Langkah berani diambil oleh Barunson E&A, rumah produksi peraih Oscar lewat film “Parasite”. Mereka sudah resmi mengamankan hak cipta untuk remake internasional tiga film produksi Imajinari yaitu film “Agak Laen”, “Tinggal Meninggal” dan “Agak Laen 2”. Tapi yang jadi pertanyaan: kenapa harus komedi Indonesia?
Alasannya memang tidak dijabarkan secara rinci, tapi dari peryataan CEO Barunson E&A, Yoonhee Choi, terungkap bahwa mereka melihat sesuatu yang lebih sekedar tawa. “Kami melihat Imajinari sebagai studio yang unggul dalam menceritakan kisah relevan tentang keluarga, cinta dan hubungan antar manusia – tapi dengan perspektif segar dan menghibur,” ujar Yoonhee Choi dikutip dari Variety.
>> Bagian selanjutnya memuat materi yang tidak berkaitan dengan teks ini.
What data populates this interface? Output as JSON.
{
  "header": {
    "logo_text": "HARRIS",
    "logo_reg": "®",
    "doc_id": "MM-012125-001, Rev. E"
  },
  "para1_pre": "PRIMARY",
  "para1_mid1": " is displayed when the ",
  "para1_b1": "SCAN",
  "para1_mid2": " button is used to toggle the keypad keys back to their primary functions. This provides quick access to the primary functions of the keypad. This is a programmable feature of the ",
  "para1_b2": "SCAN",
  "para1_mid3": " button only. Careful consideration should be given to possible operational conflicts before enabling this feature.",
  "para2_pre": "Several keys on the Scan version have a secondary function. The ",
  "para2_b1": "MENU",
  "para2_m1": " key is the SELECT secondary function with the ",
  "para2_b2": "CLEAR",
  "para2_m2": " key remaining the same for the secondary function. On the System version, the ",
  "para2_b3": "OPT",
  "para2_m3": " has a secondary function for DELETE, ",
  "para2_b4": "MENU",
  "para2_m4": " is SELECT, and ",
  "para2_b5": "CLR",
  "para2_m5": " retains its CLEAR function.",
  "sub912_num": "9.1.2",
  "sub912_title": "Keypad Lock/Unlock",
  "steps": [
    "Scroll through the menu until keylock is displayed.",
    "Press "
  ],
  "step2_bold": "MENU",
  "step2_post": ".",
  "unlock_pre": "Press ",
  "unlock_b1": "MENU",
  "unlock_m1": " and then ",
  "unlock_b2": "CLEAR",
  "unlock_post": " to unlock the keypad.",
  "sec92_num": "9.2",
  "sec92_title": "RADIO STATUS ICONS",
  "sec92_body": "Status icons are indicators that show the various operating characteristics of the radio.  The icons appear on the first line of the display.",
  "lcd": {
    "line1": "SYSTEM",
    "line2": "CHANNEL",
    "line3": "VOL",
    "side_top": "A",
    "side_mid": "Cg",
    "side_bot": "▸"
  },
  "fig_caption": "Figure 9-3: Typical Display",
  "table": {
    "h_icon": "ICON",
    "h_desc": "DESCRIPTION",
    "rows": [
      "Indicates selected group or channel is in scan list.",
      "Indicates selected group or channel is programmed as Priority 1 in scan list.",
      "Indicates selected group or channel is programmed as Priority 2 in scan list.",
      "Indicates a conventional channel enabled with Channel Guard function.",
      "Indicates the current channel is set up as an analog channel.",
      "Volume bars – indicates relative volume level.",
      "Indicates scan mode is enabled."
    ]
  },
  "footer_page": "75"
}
Barunson E&A bukan sekedar beli lisensi saja karena angka penonton yang tinggi (meskipun film “Agak Laen” berhasil mencetak lebih dari 9 juta penonton), tapi karena mereka mencium aroma kuat dari konten yang autentik dan universal. Menurut mereka, Imajinari menyuguhkan cerita lokal yang bisa dibawa ke pasar global tanpa kehilangan jiwanya. Sebelum membeli lisensi untuk remake film ini, Barunson E&A beberapa kali ikut produksi film Indonesia seperti “13 Bom di Jakarta”, “Malam Pencabut Nyawa” dan film reboot “Rangga & Cinta”.
Dalam lanskap perfilman global yang makin jenuh oleh formula Hollywood, Barunson E&A tampaknya mengincar konten yang ‘berbeda tapi dekat’ – unik secara budaya, tapi tetap menyentuh sisi emosional universal. Imajinari dinilai berhasil menyuntikkan hal itu ke dalam film-filmnya, bahkan lewat genre komedi yang sering kali dianggap sebelah mata di ranah festival maupun distribusi global.

Bagi Barunson E&A, ini bukan hanya urusan bisnis atau tren Asia Tenggara yang sedang naik daun. Ini adalah strategi jangka panjang untuk menggali cerita-cerita segar dari kawasan yang selama ini belum dilirik cukup serius oleh industri film dunia. Mereka tidak ingin hanya jadi ‘produser film “Parasite””, tapi juga pionir dalam menjembatani pasar Asia ke ranah global – dan Imajinari adalah mitra yang pas untuk itu.

Apakah remake film “Agak Laen” versi internasional nantinya akan bisa membuat dunia tertawa dalam bahasa yang berbeda? Barunson E&A tampaknya yakin. Dan keputusan ini menandakan satu hal: industri film Indonesia bukan lagi pelengkap, tapi kandidat utama dalam peta konten global.